S. 309, the For the 99.8% Act, would lower the threshold at which estates would face the Estate Tax from $11 million to $3.5 million -- which is still high enough that it won't ensnare any family farms or small businesses -- and would create several new brackets so that larger estates face a higher tax rate. In other words, Republicans would repeal the Estate Tax entirely, while Sen. Sanders would raise it on the wealthiest estates -- gosh, it's like a Goofus and Gallant strip. And the Estate Tax is most emphatically not a "death" tax, or everyone would pay it; currently only 1,900 folks pay the Estate Tax annually, comprising less than one-tenth of one percent of all the folks who die in a given year -- meaning that the next time you're in a room with a thousand zombies in it, you might not be able to see the one zombie who paid the Estate Tax. Americans for Financial Reform helps you tell your Congressfolk to support fair taxation by passing the For the 99.8% Act.
Meanwhile, you know about "banning the box," in which employers stop asking (via that ubiquitous box on job applications) if potential employees have a criminal record, so that folks who've already paid their debt to society can more easily get jobs and make a contribution to society. But you may not know that some District Attorneys have pledged to expunge the criminal records of folks who've served time for things those DAs won't prosecute anymore, like marijuana possession charges.
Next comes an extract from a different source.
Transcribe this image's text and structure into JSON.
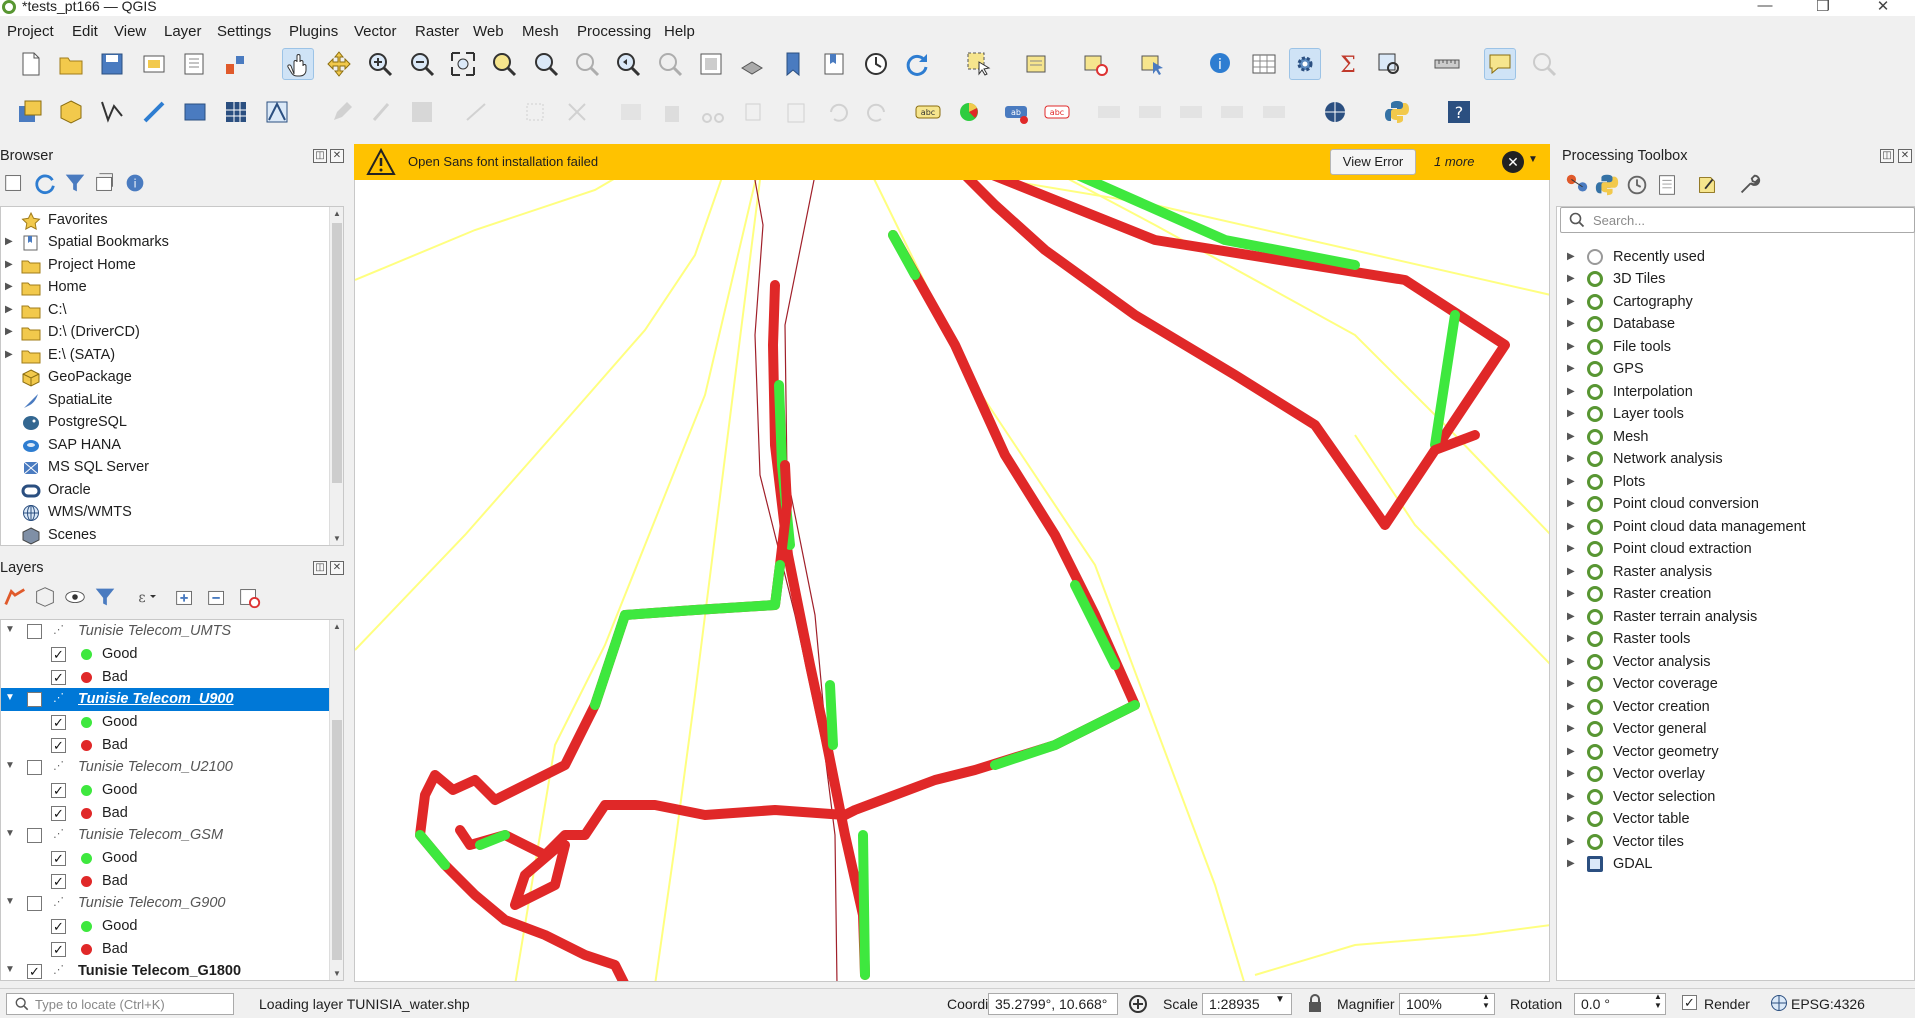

In the event your right-wing uncle protests that these DAs are essentially imposing unconstitutional ex post facto laws upon us, you can remind him that American jurisprudence only forbids ex post facto laws that make punishments for crimes worse than before. Certainly you'd be hard-pressed to imagine our Founders actually intending to outlaw mercy. Color of Change helps you tell America's DAs to automatically expunge criminal records for those good folks who deserve it.
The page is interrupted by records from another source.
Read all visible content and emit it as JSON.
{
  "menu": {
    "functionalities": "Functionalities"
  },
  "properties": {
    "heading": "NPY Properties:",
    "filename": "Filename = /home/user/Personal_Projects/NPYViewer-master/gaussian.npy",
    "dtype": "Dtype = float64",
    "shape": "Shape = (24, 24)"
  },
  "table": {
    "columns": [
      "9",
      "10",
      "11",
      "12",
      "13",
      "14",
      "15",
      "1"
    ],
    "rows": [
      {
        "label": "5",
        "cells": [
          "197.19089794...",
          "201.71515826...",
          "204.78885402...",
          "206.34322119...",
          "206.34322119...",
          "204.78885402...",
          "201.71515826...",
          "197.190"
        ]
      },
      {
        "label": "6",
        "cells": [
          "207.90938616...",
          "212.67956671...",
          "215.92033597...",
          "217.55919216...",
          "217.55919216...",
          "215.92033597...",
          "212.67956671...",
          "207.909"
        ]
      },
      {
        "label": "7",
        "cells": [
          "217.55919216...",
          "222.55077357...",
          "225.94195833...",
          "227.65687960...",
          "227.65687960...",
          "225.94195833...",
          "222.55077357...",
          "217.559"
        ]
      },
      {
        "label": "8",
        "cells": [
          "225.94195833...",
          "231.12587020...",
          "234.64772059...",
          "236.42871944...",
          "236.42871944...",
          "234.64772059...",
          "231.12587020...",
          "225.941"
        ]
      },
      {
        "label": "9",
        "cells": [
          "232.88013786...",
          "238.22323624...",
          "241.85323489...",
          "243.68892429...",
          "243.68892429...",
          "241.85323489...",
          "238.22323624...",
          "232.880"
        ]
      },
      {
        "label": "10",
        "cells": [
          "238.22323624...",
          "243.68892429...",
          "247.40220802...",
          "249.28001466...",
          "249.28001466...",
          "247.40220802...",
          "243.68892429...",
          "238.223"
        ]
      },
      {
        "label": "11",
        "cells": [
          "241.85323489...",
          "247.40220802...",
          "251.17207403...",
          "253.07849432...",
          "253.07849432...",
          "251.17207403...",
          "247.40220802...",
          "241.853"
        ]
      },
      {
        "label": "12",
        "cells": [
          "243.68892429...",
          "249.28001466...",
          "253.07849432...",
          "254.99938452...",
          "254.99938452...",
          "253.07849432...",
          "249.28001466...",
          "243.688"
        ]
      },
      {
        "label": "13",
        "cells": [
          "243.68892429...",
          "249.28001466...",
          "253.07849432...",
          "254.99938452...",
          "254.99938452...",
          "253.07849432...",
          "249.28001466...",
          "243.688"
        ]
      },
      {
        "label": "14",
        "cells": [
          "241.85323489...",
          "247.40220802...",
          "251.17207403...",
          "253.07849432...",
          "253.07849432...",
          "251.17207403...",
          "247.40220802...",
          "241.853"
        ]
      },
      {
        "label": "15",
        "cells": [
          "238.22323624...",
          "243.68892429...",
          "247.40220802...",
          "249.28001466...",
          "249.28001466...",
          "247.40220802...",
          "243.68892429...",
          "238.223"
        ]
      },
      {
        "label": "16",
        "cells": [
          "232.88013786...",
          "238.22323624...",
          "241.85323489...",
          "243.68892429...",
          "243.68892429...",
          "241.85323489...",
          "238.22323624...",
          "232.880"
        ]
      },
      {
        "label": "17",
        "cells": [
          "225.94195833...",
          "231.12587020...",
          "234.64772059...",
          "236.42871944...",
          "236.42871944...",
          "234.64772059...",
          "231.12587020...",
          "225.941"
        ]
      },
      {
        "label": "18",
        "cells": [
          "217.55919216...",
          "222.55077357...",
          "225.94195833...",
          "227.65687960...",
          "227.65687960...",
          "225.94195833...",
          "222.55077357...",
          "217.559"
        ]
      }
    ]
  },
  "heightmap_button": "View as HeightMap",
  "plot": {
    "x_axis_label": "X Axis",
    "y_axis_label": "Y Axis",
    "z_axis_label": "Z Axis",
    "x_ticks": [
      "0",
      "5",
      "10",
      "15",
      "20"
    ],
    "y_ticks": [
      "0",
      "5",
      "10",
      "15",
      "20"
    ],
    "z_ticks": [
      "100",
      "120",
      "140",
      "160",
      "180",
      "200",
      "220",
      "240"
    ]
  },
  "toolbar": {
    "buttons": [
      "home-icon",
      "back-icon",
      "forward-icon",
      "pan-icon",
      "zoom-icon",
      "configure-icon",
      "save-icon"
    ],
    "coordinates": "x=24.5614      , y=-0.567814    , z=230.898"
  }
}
Finally, the technology already exists to stop scammers from "spoofing" phone numbers so you think the call's actually coming from your bank, power company, or loved one, and our FCC has already said they actually think corporations should use this technology, but naturally our FCC has a certain attitude toward government's role in a "free" market, to the point where they want phone corporations to be "free" to voluntarily install this technology before the end of the year, which leaves criminals "free" to continue to try to steal your money in the meantime. How many times must I tell these pimps! Corporations don't do the right thing until you make them! They say "doing the right thing" just costs too much money, but that's not even true -- doing the right thing might cost the boss some money, but the boss probably already makes too much money. Hence Consumer Reports helps you tell our FCC to help protect consumers by forcing corporations to stop "spoofed" robocalls.